Various NFC applications and risks are explained above, and corresponding recommendations are also provided. Indeed, there are some common preventive measures on your phone that can help you reduce the risks:

  1. Disable NFC when it is not required.
  2. Download NFC checking tools [Note1] from Google Play store. Use the tools to verify the information being read every time.
  3. Keep the versions of the phone system and applications up-to-date.
  4. Do not download and install applications from unknown sources.
  5. Do not modify the phone system. [Note2]

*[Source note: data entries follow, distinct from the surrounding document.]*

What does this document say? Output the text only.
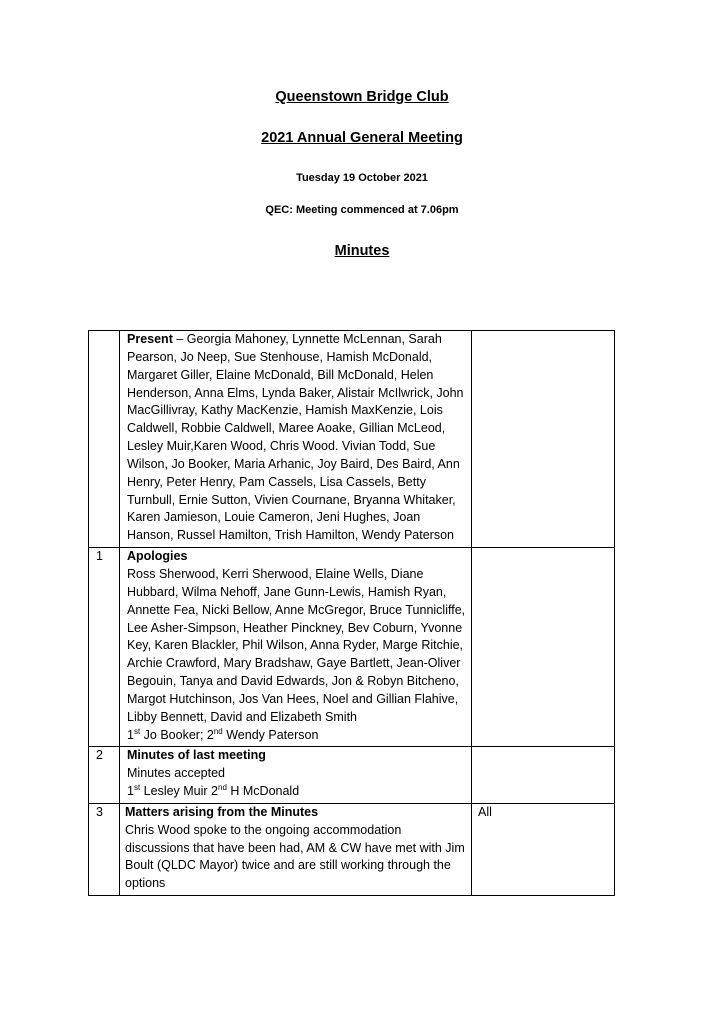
Queenstown Bridge Club
2021 Annual General Meeting
Tuesday 19 October 2021
QEC: Meeting commenced at 7.06pm
Minutes
	Present – Georgia Mahoney, Lynnette McLennan, Sarah Pearson, Jo Neep, Sue Stenhouse, Hamish McDonald, Margaret Giller, Elaine McDonald, Bill McDonald, Helen Henderson, Anna Elms, Lynda Baker, Alistair McIlwrick, John MacGillivray, Kathy MacKenzie, Hamish MaxKenzie, Lois Caldwell, Robbie Caldwell, Maree Aoake, Gillian McLeod, Lesley Muir,Karen Wood, Chris Wood. Vivian Todd, Sue Wilson, Jo Booker, Maria Arhanic, Joy Baird, Des Baird, Ann Henry, Peter Henry, Pam Cassels, Lisa Cassels, Betty Turnbull, Ernie Sutton, Vivien Cournane, Bryanna Whitaker, Karen Jamieson, Louie Cameron, Jeni Hughes, Joan Hanson, Russel Hamilton, Trish Hamilton, Wendy Paterson	
1	Apologies
Ross Sherwood, Kerri Sherwood, Elaine Wells, Diane Hubbard, Wilma Nehoff, Jane Gunn-Lewis, Hamish Ryan, Annette Fea, Nicki Bellow, Anne McGregor, Bruce Tunnicliffe, Lee Asher-Simpson, Heather Pinckney, Bev Coburn, Yvonne Key, Karen Blackler, Phil Wilson, Anna Ryder, Marge Ritchie, Archie Crawford, Mary Bradshaw, Gaye Bartlett, Jean-Oliver Begouin, Tanya and David Edwards, Jon & Robyn Bitcheno, Margot Hutchinson, Jos Van Hees, Noel and Gillian Flahive, Libby Bennett, David and Elizabeth Smith
1st Jo Booker; 2nd Wendy Paterson	

2	Minutes of last meeting
Minutes accepted
1st Lesley Muir 2nd H McDonald	

3	Matters arising from the Minutes
Chris Wood spoke to the ongoing accommodation discussions that have been had, AM & CW have met with Jim Boult (QLDC Mayor) twice and are still working through the options	All
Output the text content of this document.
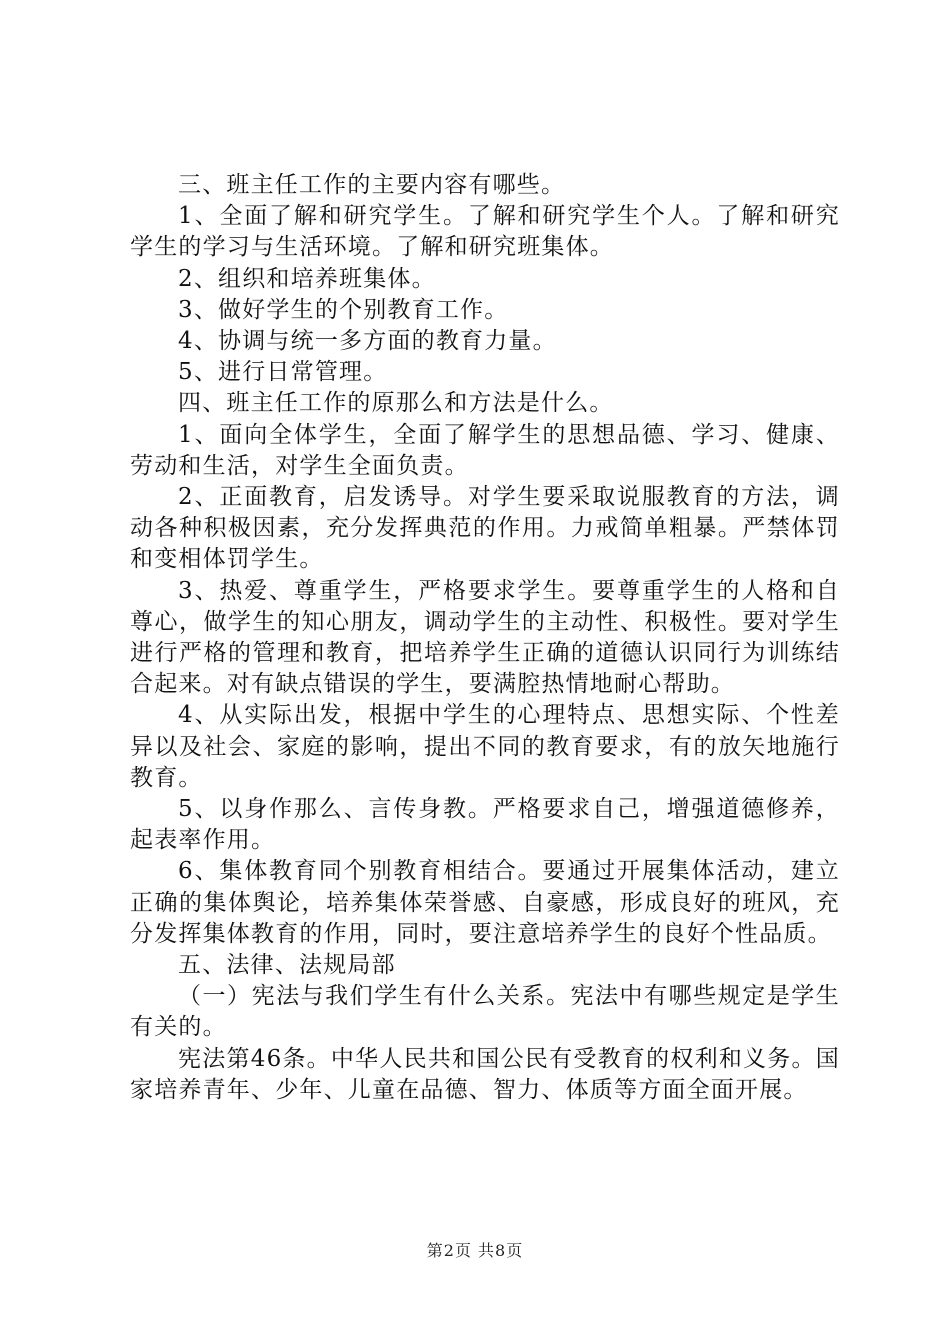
三、班主任工作的主要内容有哪些。

1、全面了解和研究学生。了解和研究学生个人。了解和研究学生的学习与生活环境。了解和研究班集体。

2、组织和培养班集体。

3、做好学生的个别教育工作。

4、协调与统一多方面的教育力量。

5、进行日常管理。

四、班主任工作的原那么和方法是什么。

1、面向全体学生，全面了解学生的思想品德、学习、健康、劳动和生活，对学生全面负责。

2、正面教育，启发诱导。对学生要采取说服教育的方法，调动各种积极因素，充分发挥典范的作用。力戒简单粗暴。严禁体罚和变相体罚学生。

3、热爱、尊重学生，严格要求学生。要尊重学生的人格和自尊心，做学生的知心朋友，调动学生的主动性、积极性。要对学生进行严格的管理和教育，把培养学生正确的道德认识同行为训练结合起来。对有缺点错误的学生，要满腔热情地耐心帮助。

4、从实际出发，根据中学生的心理特点、思想实际、个性差异以及社会、家庭的影响，提出不同的教育要求，有的放矢地施行教育。

5、以身作那么、言传身教。严格要求自己，增强道德修养，起表率作用。

6、集体教育同个别教育相结合。要通过开展集体活动，建立正确的集体舆论，培养集体荣誉感、自豪感，形成良好的班风，充分发挥集体教育的作用，同时，要注意培养学生的良好个性品质。

五、法律、法规局部

（一）宪法与我们学生有什么关系。宪法中有哪些规定是学生有关的。

宪法第46条。中华人民共和国公民有受教育的权利和义务。国家培养青年、少年、儿童在品德、智力、体质等方面全面开展。

第2页 共8页
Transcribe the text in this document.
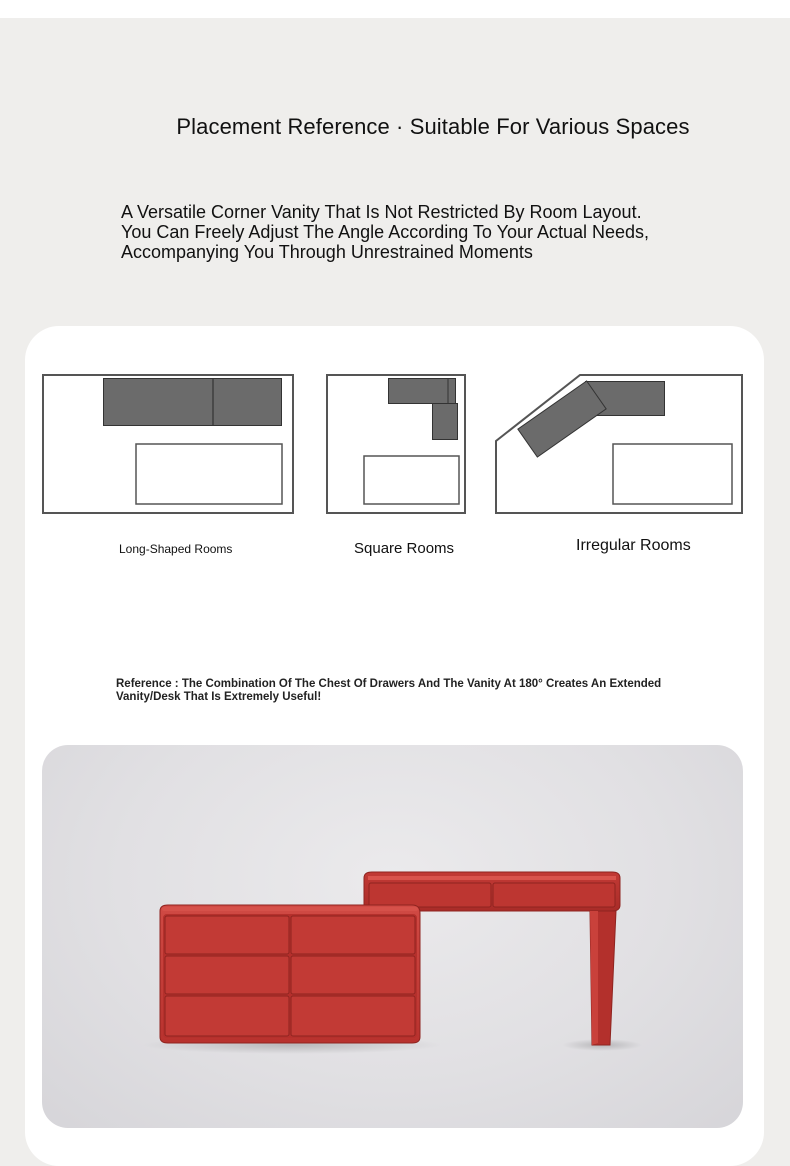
Placement Reference · Suitable For Various Spaces

A Versatile Corner Vanity That Is Not Restricted By Room Layout.
You Can Freely Adjust The Angle According To Your Actual Needs,
Accompanying You Through Unrestrained Moments

Long-Shaped Rooms	Square Rooms	Irregular Rooms

Reference : The Combination Of The Chest Of Drawers And The Vanity At 180° Creates An Extended
Vanity/Desk That Is Extremely Useful!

We can enjoy the safe and convenient services brought by NFC as long as we use it more carefully.

 

-- End --

 

Note1:

NFC checking software like NFC TagReader can read the content of an NFC tag before the execution.
 

Note2:

Do not flash a customized system into a phone and replace the official one, and do not use specially crafted software to obtain root privilege. When the phone obtain roots privilege, hacker and all apps installed in phone can bypass security restriction that makes your phone get being attacked easily. Most customized systems provide root commands and additional functions, which may have vulnerabilities, and system may not have timely update.